Tax-Saving Mistakes to Avoid as a Salaried Employee While Filing Returns
As a salaried employee, filing your income tax returns accurately and on time is important. Filing your taxes can be complicated and time-consuming, but it’s worth it in the long run. However, there are some tax-saving mistakes that you should avoid while filing returns to make sure you’re not overpaying or underpaying taxes.
Mistake #1: Not Claiming Tax Deductions
One of the biggest tax-saving mistakes you can make is not claiming tax deductions. As a salaried employee, you’re entitled to various deductions that reduce your taxable income and lower your tax liability. Some common tax deductions that you can claim include:
- Section 80C deductions for investments such as PPF, NSC, life insurance premiums, and ELSS.
- Deductions under Section 80D for health insurance premiums
- Deductions under Section 80E for education loan repayments
- Deductions under Section 80TTA for interest earned on a savings account
Mistake #2: Not Checking Form 26AS
Form 26AS is a tax credit statement that contains details of taxes deducted on your behalf and taxes paid by you. It’s important to check your Form 26AS before filing your tax returns to ensure all your taxes have been correctly credited to your account.
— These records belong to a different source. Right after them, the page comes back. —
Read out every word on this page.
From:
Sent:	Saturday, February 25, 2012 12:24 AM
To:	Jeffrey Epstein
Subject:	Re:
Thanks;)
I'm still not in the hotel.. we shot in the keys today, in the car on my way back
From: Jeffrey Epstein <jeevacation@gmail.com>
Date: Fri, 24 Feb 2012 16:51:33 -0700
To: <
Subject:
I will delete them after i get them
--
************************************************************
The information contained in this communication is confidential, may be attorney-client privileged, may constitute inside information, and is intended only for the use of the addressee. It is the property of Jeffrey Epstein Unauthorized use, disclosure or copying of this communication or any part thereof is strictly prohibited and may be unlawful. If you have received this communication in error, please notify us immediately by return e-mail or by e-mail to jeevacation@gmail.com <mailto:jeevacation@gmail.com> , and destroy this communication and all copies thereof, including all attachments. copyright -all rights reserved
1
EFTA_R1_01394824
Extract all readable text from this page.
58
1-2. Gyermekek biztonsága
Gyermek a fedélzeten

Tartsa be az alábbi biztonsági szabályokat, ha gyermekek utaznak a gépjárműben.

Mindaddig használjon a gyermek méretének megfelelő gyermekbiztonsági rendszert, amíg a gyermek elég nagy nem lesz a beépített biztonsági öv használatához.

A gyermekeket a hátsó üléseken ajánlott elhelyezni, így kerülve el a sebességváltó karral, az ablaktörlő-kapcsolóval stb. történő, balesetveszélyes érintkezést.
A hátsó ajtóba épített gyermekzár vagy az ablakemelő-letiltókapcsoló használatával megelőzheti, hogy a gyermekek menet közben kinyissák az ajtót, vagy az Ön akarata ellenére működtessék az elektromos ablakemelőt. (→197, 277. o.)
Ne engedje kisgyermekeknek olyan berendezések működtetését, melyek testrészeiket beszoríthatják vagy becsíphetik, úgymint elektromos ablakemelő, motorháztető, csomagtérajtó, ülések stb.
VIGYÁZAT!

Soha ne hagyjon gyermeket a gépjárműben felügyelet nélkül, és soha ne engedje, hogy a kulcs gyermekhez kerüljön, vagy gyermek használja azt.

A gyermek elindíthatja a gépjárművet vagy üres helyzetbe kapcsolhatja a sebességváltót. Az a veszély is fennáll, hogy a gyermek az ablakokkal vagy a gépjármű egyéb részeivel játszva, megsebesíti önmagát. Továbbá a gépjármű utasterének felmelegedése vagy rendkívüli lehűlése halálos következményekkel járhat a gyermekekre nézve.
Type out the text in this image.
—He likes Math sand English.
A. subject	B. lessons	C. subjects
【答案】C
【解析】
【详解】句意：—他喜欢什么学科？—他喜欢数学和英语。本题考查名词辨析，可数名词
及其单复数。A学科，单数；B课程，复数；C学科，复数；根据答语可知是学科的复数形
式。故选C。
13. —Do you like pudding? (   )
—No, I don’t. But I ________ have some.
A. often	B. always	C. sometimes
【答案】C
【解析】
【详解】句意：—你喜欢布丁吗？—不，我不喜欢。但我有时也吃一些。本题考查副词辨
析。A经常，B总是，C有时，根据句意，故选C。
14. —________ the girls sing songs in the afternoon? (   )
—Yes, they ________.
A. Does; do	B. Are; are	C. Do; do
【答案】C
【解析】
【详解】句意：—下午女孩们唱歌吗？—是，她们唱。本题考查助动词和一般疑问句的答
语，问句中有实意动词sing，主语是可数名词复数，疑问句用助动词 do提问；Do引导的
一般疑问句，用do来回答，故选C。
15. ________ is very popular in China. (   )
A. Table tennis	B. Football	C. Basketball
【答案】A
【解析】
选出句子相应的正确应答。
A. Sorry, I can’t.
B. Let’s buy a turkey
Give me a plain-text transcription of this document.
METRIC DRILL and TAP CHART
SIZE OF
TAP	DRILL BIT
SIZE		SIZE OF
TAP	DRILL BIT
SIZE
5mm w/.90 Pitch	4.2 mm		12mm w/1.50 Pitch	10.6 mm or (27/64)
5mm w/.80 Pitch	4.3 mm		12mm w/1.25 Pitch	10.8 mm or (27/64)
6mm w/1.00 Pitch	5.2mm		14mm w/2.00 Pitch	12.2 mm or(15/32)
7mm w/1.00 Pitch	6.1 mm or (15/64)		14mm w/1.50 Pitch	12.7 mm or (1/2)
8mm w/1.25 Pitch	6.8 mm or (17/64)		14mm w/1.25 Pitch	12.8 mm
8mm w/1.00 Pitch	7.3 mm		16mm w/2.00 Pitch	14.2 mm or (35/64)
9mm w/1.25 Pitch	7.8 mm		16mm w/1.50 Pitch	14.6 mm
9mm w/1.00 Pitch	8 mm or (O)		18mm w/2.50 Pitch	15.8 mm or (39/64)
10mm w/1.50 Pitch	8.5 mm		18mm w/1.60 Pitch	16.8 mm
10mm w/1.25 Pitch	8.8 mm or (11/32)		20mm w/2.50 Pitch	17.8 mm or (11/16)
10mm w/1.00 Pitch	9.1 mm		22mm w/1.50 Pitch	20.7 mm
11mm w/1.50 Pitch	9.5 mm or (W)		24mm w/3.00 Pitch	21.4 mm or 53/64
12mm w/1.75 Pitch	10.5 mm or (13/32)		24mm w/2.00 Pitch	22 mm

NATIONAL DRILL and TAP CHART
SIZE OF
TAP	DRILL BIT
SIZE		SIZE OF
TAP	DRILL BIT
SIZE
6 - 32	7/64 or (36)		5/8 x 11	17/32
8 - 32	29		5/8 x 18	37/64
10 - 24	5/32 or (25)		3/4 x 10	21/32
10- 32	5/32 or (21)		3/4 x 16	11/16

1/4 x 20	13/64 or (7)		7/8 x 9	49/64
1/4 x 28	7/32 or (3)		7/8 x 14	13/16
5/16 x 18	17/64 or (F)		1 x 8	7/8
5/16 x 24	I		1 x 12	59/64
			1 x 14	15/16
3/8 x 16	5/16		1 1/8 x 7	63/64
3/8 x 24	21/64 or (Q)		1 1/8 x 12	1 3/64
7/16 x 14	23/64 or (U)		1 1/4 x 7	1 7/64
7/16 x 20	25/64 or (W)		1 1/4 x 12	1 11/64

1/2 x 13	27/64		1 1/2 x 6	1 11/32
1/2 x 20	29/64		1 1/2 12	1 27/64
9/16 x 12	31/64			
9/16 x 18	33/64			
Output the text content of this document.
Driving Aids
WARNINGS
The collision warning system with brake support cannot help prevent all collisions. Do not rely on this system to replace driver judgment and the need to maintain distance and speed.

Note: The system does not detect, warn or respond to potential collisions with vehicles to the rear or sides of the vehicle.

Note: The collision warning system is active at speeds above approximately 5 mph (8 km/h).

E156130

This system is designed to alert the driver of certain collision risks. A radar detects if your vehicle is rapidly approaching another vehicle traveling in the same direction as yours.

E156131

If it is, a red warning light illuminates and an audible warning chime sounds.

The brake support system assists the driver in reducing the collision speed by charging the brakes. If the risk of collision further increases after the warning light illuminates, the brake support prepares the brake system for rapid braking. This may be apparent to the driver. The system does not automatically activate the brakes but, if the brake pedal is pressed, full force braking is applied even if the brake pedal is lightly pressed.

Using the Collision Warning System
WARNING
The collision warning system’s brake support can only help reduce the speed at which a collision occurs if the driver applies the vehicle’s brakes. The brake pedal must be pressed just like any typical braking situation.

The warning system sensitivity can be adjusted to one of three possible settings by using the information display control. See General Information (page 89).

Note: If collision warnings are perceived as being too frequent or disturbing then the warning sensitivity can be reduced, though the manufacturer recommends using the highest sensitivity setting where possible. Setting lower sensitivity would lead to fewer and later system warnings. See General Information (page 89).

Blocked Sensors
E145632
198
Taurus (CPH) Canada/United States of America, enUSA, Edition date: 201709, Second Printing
If there are any discrepancies, you should bring them to the attention of your employer or the tax department.
Mistake #3: Not Filing Returns on Time
Another common tax-saving mistake salaried employees make is not filing their tax returns on time. Filing your tax returns after the due date can attract a penalty of up to Rs. 10,000, which can be avoided by filing the returns before the deadline. The due date for filing tax returns for salaried employees is usually July 31st of each year, but it’s always a good idea to check the latest deadline.
Mistake #4: Not Reporting All Income
All income you earn during the financial year, including salary, bonuses, and other perks, should be reported in your tax returns. Not reporting all income can attract penalties and even legal action. It’s important to keep track of all income earned, even from a part-time job or freelance work, and report it accurately in your tax returns.
Mistake #5: Not Disclosing Assets
Salaried employees should also disclose all their assets, including bank accounts, investments, and properties, in their tax returns. Not disclosing assets can also attract penalties and legal action. It’s important to be transparent and accurate while disclosing assets to avoid issues with the tax department.
Mistake #6: Not Taking Professional Help
Filing tax returns can be a complex process, and it’s easy to make mistakes. It’s always a good idea to seek professional help from a tax consultant or a loan agent to ensure your tax returns are filed accurately and on time. A loan agent can also help you with tax-saving investments, such as home loans and education loans, which can reduce your taxable income.
Mistake #7: Not Reviewing Form 16
Form 16 is a certificate issued by your employer that contains details of your salary, taxes deducted, and other allowances. It’s important to review your Form 16 before filing your tax returns to ensure that all the information matches your records. If there are any discrepancies, you should bring them to the attention of your employer or the tax department.
Mistake #8: Not Utilizing Tax-Saving Investments
As a salaried employee, there are various tax-saving investments that you can utilize to reduce your taxable income and lower your tax liability. Not utilizing these investments can result in higher taxes and a missed opportunity for savings. Some common tax-saving investments include:
- Public Provident Fund (PPF)
- National Pension System (NPS)
- Equity-Linked Saving Scheme (ELSS)
- Tax-saving Fixed Deposits (FD)
It’s important to research and choose tax-saving investments that suit your financial goals and risk appetite and make sure to invest before the end of the financial year to avail the tax benefits.
Avoiding these tax-saving mistakes can help you file your tax returns accurately and on time and save you money in the long run. It’s important to keep track of all income, claim tax deductions, disclose assets, and seek professional help if needed. By following these guidelines, you can ensure you’re paying the right amount of taxes and avoiding penalties or legal issues.